C1q deficiency is a rare inborn error of immunity characterized by increased susceptibility to infections and autoimmune manifestations mimicking SLE, with an associated morbidity and mortality. Because C1q is synthesized by monocytes, to date, four patients treated with allogeneic HSCT have been reported, with a positive outcome in three. We conducted an international retrospective study to assess the outcome of HSCT in C1q deficiency. Eighteen patients, fourteen previously unreported, from eleven referral centres, were included. Two patients had two HSCTs, thus 20 HSCTs were performed in total, at a median age of 10 years (range 0.9—19). Indications for HSCT were autoimmune manifestations not controlled by ongoing treatment in seventeen, and early development of MALT lymphoma in one patient. Overall survival (OS) was 71% and event-free survival was 59% at two years (considering an event as acute GvHD ≥ grade III, disease recurrence and death). In eleven patients HSCT led to resolution of autoimmune features and discontinuation of immunosuppressive treatments (follow-up time range 3–84 months).
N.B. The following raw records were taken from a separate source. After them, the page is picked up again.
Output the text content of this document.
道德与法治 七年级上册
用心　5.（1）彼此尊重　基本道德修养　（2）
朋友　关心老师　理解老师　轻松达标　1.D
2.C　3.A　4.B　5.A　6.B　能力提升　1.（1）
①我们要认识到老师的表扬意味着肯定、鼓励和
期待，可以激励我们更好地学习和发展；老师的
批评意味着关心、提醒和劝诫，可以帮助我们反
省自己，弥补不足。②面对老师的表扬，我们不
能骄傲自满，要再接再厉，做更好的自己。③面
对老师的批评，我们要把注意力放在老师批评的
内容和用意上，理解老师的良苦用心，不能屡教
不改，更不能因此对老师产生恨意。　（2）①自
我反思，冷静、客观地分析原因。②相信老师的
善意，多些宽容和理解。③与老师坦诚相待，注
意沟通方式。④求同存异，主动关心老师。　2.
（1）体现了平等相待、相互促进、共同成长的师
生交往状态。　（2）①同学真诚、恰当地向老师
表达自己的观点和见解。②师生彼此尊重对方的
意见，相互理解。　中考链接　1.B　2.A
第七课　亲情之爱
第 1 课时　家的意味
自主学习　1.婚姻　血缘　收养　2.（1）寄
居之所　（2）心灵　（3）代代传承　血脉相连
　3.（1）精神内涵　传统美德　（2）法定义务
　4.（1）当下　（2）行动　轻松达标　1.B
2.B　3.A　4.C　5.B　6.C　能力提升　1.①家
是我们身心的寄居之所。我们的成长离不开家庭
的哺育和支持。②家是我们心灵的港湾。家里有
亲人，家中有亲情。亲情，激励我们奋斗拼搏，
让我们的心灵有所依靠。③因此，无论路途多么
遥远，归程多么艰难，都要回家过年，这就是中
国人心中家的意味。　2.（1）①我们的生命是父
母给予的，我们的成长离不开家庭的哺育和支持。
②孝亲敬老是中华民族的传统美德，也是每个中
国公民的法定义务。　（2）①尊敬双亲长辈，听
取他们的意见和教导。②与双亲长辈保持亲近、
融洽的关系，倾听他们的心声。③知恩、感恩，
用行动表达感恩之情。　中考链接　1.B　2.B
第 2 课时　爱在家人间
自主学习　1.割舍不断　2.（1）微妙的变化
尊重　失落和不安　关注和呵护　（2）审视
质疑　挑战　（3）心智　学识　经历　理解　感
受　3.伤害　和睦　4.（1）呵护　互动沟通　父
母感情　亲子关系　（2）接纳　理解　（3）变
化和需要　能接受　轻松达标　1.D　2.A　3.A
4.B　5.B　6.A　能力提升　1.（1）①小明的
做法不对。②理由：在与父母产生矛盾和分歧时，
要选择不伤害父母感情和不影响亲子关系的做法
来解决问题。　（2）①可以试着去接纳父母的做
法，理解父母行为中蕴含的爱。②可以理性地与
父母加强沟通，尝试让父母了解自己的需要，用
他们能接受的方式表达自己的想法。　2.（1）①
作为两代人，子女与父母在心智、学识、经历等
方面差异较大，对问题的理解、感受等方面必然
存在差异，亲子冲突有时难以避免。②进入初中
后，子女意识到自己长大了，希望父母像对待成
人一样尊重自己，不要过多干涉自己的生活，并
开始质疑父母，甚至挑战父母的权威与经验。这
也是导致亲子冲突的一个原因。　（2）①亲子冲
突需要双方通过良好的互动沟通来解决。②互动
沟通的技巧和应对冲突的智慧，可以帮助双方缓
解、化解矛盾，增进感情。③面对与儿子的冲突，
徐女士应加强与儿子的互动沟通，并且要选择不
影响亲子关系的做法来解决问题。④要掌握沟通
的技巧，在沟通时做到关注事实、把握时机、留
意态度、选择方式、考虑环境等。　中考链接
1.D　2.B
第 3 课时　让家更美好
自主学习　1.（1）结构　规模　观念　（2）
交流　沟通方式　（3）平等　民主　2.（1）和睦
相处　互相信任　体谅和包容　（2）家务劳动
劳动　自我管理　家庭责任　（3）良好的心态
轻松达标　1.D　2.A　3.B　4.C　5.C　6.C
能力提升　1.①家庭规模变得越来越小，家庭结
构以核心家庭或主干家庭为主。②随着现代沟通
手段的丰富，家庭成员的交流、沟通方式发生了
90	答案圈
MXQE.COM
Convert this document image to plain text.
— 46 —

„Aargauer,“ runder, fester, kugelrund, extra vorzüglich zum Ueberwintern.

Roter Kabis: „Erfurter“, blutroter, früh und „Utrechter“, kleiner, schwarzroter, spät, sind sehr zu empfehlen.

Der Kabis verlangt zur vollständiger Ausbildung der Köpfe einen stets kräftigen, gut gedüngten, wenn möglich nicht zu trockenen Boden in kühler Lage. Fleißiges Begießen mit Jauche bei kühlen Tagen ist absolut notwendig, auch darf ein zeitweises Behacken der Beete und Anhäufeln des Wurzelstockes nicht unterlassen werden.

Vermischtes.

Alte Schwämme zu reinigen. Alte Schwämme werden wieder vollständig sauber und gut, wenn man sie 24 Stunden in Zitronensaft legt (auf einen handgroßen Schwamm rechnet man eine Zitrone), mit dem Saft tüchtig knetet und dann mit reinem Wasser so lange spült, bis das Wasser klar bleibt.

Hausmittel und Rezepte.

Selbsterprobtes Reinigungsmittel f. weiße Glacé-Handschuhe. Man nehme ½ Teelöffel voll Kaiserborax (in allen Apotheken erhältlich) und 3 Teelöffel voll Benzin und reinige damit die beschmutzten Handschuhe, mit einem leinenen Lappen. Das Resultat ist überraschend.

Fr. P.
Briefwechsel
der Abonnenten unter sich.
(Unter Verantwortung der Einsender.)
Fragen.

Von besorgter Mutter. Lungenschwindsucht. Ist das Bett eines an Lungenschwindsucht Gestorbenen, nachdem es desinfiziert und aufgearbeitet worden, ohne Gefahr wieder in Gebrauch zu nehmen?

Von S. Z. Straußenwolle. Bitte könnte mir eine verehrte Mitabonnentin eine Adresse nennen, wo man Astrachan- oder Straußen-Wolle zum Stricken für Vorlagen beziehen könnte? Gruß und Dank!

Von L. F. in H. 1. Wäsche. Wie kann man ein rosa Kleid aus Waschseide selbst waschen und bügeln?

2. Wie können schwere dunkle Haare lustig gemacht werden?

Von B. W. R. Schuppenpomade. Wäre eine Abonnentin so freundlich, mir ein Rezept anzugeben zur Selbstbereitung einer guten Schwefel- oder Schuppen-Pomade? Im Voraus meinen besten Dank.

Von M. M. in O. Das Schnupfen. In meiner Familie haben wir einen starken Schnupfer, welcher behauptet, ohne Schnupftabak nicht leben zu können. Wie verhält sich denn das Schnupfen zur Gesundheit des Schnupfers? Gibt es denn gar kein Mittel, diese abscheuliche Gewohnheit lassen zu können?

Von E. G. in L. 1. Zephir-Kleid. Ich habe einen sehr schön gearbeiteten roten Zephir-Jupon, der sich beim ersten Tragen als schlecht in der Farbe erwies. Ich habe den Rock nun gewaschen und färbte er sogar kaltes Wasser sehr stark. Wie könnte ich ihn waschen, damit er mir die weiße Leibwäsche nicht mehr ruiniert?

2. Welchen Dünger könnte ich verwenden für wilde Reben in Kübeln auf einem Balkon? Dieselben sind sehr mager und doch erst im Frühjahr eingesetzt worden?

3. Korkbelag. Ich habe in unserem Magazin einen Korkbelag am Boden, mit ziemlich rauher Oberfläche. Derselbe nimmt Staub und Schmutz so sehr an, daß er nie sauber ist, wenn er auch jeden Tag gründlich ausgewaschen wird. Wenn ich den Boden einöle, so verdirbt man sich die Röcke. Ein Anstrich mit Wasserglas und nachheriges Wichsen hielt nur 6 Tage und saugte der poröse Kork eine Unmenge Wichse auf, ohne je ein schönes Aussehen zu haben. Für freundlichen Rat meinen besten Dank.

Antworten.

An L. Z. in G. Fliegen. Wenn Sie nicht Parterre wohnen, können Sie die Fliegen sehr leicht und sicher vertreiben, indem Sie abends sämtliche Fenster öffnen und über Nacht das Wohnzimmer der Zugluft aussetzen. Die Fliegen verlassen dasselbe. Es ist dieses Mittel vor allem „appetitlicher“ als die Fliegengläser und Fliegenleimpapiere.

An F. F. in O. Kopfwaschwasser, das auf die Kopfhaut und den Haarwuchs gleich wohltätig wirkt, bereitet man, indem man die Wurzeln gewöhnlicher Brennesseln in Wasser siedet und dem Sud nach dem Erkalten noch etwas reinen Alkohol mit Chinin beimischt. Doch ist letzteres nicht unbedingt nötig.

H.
Five patients died due to transplant-related complications. Patients with a severe autoimmune phenotype, defined as neurological and/or renal involvement, had the worst OS (40% vs 84%; p = 0.034). Reviewing data of 69 genetically confirmed C1q deficient patients, we found that anti-Ro antibodies are associated with neurologic involvement, and anti-RNP and anti-DNA antibodies with renal involvement. In conclusion, HSCT may be a valid curative option for C1q deficiency, but careful selection of patients, with an accurate assessment of risk and benefit, is mandatory. © The Author(s) 2024.